The prior night, it had been two Krzyzewski free throws with 37 seconds left in the game that broke a tie with Bradley and propelled Army to a 54-52 victory in the UKIT semifinals.

Meanwhile, Issel had poured in 34 points to trump Michigan star Rudy Tomjanovich’s 26 and lead Kentucky to a 112-104 victory over first-year coach Johnny Orr’s Wolverines in the other UKIT semifinal.

That set up a championship battle between Army’s ball-control approach and UK’s uptempo attack.

Kentucky will “try to play as close to their normal game as they can, and we’ll try to play as close to our normal game as we can,” Knight told the media in advance of the game. “(The outcome) will just be a matter of who can set the pattern of play.”

Issel said that he entered that 1968-69 UKIT final very aware of both Knight and Krzyzewski. The Batavia, Ill., product said Knight had tried to recruit him to West Point, and used the presence of another Illinois product, Krzyzewski, as a selling point.

“I really liked Coach Knight,” Issel said last week. “And I was interested that he had a player there with him from Chicago. But after I found out that, after I played basketball for four years at Army, I had to go into (mandatory) military service, I quickly lost interest in that. But I was aware of Mike (Krzyzewski) even before I got to Kentucky because of the connection with Coach Knight.”

In the UKIT finals, the deliberate tempo employed by Knight and Army confounded Rupp’s Wildcats for a half. At intermission, UK led only 33-31.

In the second half, however, Kentucky got the tempo dialed up and pulled away to an 80-65 victory.

“Army’s game, deliberate and stubborn in the style of the traditional service mule, gave way to Kentucky’s race-horse tactics,” the Lexington Herald’s John McGill wrote afterward.

Issel had 22 points, Pratt 20 and Casey 13 to lead the Cats. James Oxley had 18 points to pace Army.

Krzyzewski finished with six points after making two of six shots and both his free-throw attempts. He also had four rebounds.

The Army guard does not appear to have left a lasting impression on his opponents that long ago night in Memorial Coliseum.

“I had no idea I played against him,” said Terry Mills, a UK reserve in 1968-69 who came off the bench to score a field goal against Army. “You know, I’m sure (Krzyzewski) wouldn’t remember me, either.”
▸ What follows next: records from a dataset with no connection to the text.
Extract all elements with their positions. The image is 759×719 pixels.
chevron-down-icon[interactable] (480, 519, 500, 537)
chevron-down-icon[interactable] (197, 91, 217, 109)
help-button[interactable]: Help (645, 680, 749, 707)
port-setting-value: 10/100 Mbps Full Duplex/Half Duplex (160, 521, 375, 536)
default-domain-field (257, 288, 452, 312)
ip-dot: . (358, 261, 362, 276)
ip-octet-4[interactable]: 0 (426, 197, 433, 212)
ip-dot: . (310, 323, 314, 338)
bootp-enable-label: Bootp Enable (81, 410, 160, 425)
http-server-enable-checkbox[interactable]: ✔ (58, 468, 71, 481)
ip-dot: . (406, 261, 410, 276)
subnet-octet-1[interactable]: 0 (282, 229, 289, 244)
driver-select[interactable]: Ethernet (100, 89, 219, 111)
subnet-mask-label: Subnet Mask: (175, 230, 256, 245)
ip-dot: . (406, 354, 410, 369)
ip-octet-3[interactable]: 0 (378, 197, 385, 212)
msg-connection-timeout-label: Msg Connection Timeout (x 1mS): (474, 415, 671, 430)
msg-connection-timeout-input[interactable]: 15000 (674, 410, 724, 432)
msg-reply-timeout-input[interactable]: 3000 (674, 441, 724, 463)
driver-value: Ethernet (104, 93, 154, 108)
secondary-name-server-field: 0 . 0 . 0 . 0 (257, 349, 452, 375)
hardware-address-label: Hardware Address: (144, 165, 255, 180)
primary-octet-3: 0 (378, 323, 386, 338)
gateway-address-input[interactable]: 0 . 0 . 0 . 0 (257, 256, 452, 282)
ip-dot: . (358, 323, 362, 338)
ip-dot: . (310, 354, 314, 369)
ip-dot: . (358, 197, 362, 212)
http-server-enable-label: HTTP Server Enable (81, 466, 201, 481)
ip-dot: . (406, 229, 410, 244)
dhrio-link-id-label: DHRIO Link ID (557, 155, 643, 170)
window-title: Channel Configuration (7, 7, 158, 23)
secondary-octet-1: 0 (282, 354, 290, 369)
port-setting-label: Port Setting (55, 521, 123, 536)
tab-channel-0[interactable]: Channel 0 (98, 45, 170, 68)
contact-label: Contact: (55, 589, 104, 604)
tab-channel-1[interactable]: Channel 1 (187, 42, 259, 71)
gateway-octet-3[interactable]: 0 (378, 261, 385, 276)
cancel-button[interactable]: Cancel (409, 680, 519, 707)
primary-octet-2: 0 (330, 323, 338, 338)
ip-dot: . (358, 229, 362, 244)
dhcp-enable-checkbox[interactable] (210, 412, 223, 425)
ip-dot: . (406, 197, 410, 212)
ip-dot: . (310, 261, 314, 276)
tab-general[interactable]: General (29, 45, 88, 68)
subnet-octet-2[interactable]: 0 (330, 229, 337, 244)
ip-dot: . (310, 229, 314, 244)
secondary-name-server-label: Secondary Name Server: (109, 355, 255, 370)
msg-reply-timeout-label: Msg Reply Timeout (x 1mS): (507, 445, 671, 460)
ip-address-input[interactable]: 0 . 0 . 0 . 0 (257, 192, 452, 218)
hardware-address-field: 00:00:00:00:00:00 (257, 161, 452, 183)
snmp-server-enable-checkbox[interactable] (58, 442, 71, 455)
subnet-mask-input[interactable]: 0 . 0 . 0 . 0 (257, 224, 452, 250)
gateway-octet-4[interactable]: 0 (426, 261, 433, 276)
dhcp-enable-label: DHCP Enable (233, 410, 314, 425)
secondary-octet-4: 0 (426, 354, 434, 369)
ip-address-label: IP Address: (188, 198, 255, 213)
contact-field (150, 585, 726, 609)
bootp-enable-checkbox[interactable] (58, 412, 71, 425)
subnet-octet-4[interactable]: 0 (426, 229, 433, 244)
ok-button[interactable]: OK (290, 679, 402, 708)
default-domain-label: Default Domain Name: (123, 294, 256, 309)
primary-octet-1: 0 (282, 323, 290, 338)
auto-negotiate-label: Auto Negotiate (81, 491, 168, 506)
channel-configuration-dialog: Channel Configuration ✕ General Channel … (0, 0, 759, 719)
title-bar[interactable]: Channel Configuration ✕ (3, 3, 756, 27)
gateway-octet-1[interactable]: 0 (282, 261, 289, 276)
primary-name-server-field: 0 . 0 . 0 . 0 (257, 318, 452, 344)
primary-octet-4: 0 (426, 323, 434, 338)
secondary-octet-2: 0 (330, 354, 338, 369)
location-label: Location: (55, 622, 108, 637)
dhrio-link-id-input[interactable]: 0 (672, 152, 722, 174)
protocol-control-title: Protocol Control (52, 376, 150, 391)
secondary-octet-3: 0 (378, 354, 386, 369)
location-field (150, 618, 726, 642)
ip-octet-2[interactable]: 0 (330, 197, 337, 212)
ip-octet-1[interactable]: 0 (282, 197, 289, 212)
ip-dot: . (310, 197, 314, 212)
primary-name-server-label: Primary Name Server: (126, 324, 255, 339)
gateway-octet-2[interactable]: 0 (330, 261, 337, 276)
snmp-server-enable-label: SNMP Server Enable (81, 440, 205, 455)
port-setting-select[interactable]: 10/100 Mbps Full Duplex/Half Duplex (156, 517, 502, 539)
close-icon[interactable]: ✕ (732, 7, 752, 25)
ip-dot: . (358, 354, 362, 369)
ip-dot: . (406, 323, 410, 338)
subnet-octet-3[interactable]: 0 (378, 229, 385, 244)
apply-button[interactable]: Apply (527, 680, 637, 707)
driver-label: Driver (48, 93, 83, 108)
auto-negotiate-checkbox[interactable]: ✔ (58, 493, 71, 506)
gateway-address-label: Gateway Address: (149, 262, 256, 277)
Said Issel: “I really don’t remember (Krzyzewski) in particular that much from the game. I do remember playing against a Coach Knight team and guys from a military academy. And I do remember how tough those guys were. They kept coming after you.”

Kentucky would go on to finish 23-5 in 1968-69 and win the Southeastern Conference. The Cats were upset by Marquette in the 1969 NCAA Tournament Mideast Region semifinals.

Army finished 18-10 and won two games in the 1969 NIT before losing to Boston College.

No one could have known it on Dec. 21, 1968, but with its victory that night in the UKIT finals, Kentucky beat two men who would go on to combine for 2,072 men’s college basketball coaching victories (Krzyzewski 1,170 and counting; Knight 902) and eight NCAA titles (Krzyzewski five, Knight three).

So while “Coach K” might be 6-2 vs. UK, “Player K” went 0-1 against the Cats.